From the hairless hunting dogs of Africa, during the Han dynasty (202 BC to 220 AD) a smaller, the Chinese ideal of beauty a corresponding small dog (Toy) was bred.
A pre-Aztec culture worshiped the hairless dogs as representatives of perfect and selfless love. (Today's owners of these breeds can understand this worship quite well) The dogs of this time were buried with their masters, as part of the grave goods. The later Aztecs raised the hairless dogs to spiritual symbols and ate them for special, spiritual occasions.
Statues and pictures of hairless dogs were found in the pyramids of the Egyptian pharaohs. The people of that time thought these dogs had mystical power. They were worshiped by all, but possessed only by the elite.
In the 13th and 14th centuries, the Spanish conquerors discovered hairless dogs in Mexico, South and Central America. The sailors took these dogs back to Spain and sold them there to wealthy nobles.
The Vatican has some pictures of street scenes showing hairless dogs during the Roman Empire.
There are no exact records of the existence of the Chinese Crested before between 1700 and 1800 French, British and Portuguese explorers reported this race that they encountered in Asia.

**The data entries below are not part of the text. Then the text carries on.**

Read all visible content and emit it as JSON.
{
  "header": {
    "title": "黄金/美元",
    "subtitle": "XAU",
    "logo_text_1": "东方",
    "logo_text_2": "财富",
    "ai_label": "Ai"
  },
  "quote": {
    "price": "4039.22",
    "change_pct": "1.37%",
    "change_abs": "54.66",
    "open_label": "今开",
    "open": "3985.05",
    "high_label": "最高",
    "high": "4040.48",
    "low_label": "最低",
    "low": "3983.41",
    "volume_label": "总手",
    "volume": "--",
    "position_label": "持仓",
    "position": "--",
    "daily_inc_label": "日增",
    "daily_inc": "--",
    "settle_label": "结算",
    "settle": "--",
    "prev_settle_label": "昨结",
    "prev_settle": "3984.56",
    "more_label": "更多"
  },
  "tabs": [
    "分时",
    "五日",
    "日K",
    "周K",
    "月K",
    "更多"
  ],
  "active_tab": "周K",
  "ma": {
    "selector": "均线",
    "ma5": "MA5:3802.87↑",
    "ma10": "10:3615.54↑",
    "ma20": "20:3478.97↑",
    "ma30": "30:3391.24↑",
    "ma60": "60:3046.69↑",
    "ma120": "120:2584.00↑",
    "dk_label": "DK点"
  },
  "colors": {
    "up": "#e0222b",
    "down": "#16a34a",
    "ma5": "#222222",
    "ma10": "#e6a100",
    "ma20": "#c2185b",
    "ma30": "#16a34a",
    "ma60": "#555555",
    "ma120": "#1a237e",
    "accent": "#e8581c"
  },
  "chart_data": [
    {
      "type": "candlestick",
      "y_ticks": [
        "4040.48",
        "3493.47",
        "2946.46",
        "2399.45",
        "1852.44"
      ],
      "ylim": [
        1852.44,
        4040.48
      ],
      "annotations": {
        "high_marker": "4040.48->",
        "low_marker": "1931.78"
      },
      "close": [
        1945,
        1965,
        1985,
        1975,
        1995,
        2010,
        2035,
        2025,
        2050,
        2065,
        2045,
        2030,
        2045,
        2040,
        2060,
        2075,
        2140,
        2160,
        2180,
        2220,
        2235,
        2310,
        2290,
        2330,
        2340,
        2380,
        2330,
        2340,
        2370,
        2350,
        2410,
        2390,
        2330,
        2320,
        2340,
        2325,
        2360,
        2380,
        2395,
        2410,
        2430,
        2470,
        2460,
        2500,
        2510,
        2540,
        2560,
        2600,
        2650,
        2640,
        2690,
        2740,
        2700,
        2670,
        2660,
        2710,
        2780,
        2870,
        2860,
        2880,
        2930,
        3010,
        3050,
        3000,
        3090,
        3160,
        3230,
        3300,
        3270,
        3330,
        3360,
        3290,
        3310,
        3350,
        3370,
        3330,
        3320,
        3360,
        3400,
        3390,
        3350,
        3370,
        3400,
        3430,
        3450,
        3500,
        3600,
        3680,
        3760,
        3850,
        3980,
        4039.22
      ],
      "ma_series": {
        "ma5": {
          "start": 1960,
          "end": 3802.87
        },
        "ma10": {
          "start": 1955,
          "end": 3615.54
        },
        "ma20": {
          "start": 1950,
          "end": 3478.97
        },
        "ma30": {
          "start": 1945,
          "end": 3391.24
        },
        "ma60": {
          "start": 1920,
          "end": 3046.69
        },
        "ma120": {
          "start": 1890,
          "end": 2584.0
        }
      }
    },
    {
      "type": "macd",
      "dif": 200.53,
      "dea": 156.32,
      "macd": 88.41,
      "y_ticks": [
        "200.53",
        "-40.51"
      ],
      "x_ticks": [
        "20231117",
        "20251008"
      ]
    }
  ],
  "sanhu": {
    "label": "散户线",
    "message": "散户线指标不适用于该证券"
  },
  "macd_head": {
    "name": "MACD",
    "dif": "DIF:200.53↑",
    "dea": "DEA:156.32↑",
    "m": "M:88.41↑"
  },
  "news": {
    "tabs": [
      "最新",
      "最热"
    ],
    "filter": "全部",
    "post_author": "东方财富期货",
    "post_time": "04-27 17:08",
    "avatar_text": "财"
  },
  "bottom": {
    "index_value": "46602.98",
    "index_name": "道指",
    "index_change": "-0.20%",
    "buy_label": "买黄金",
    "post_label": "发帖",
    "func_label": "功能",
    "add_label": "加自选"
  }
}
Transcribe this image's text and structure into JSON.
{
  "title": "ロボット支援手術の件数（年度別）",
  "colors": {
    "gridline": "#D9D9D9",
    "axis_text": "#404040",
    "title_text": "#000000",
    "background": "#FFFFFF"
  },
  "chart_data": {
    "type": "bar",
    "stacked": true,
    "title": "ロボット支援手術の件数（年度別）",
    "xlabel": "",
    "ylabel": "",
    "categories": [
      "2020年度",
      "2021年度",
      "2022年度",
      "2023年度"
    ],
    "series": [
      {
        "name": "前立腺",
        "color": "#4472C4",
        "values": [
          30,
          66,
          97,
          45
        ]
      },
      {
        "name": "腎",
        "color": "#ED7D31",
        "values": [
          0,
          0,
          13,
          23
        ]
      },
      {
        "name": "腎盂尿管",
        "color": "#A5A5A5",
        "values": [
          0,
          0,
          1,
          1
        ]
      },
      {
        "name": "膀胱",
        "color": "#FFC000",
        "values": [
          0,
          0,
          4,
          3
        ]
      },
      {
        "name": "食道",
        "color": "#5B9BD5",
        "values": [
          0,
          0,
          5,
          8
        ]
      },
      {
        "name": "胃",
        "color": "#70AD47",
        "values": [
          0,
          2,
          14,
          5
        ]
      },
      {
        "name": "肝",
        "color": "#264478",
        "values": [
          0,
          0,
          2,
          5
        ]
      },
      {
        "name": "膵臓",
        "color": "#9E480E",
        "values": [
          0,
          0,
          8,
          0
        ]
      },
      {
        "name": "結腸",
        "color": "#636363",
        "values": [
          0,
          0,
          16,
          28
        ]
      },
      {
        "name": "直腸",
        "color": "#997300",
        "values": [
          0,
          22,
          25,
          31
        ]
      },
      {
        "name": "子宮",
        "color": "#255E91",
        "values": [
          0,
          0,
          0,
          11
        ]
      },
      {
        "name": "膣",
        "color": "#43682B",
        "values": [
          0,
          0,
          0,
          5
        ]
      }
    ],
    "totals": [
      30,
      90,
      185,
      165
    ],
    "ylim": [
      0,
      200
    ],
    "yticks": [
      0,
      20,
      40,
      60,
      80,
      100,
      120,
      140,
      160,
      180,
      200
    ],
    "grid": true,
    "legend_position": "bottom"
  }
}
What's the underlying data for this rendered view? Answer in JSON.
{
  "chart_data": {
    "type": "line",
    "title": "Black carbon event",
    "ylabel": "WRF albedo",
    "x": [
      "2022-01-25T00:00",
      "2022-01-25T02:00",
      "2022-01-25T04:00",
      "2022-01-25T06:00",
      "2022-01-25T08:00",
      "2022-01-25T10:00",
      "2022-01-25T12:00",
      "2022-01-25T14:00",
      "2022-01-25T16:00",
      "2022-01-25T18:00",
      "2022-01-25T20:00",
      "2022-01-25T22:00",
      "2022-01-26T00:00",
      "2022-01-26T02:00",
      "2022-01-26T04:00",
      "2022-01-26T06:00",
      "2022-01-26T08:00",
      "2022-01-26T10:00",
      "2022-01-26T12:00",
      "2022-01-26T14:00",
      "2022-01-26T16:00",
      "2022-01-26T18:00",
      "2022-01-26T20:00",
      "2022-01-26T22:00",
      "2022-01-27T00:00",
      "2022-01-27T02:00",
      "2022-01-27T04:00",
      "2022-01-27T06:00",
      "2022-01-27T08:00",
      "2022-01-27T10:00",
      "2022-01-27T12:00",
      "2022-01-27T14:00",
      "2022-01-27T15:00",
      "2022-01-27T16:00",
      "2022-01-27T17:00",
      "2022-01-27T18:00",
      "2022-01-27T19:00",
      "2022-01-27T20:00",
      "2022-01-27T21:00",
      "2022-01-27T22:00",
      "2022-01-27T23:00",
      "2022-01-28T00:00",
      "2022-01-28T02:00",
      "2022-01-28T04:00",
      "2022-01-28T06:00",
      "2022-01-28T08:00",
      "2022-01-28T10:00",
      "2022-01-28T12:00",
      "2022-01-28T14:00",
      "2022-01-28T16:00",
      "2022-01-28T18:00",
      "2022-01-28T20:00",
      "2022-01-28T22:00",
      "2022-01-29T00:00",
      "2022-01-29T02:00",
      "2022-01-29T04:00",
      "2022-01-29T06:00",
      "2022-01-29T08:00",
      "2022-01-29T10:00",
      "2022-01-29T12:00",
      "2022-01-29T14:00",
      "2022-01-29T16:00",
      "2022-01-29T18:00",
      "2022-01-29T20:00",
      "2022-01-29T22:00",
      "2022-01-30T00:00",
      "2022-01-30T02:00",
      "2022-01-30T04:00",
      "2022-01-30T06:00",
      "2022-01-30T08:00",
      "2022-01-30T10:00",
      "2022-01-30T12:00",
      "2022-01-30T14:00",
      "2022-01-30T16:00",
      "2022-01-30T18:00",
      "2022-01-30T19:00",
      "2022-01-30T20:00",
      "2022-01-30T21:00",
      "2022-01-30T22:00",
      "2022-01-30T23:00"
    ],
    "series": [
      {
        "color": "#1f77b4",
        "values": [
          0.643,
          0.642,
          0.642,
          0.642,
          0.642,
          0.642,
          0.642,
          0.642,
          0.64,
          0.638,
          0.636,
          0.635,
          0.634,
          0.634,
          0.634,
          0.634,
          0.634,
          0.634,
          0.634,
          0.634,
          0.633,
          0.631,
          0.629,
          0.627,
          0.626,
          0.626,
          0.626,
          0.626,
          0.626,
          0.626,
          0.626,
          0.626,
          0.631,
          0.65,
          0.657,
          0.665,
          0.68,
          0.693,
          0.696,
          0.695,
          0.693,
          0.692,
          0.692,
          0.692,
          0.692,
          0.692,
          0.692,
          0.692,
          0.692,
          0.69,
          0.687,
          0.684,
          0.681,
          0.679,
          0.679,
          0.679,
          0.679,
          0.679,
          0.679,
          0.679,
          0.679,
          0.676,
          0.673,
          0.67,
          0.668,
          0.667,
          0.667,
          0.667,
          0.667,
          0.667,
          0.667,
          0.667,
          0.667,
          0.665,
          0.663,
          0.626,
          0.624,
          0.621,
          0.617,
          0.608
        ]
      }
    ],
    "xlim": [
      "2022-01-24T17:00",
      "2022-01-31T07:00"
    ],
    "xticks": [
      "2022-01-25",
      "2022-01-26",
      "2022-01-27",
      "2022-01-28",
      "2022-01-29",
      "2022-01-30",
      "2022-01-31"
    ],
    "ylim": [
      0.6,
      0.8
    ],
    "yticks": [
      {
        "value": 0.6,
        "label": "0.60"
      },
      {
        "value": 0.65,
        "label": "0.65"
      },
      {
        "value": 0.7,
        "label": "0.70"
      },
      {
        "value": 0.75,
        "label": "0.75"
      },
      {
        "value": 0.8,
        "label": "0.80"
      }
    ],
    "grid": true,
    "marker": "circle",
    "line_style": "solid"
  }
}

Between 1850 and 1860, the well-known dog and exhibition judge Mr. W. K. Taunton collected rare breeds on his world travels. His breed of Chinese Crested Dogs brought resulted in the first exhibition dog named Chinese Emperor. The judges of his time were not as enthusiastic about these dogs as their breeders and refused a review. The dogs were considered a curiosity and exhibited in London's Zoological Garden. Mr. Taunton is also responsible for the first import of an Afghan Hound called Motee to England. It is generally assumed that the Chinese Crested is closely related to the Afghan Hound, since body structure and temperament are very similar.
Since 1965, the breeding of Chinese Crested Dogs was recognized in England, the number of breeders increased continuously. The careful breeding and knowledge of the genetics of the hairless brought resulted these healthy, loving and intelligent dogs that we love today as Chinese Crested Dog.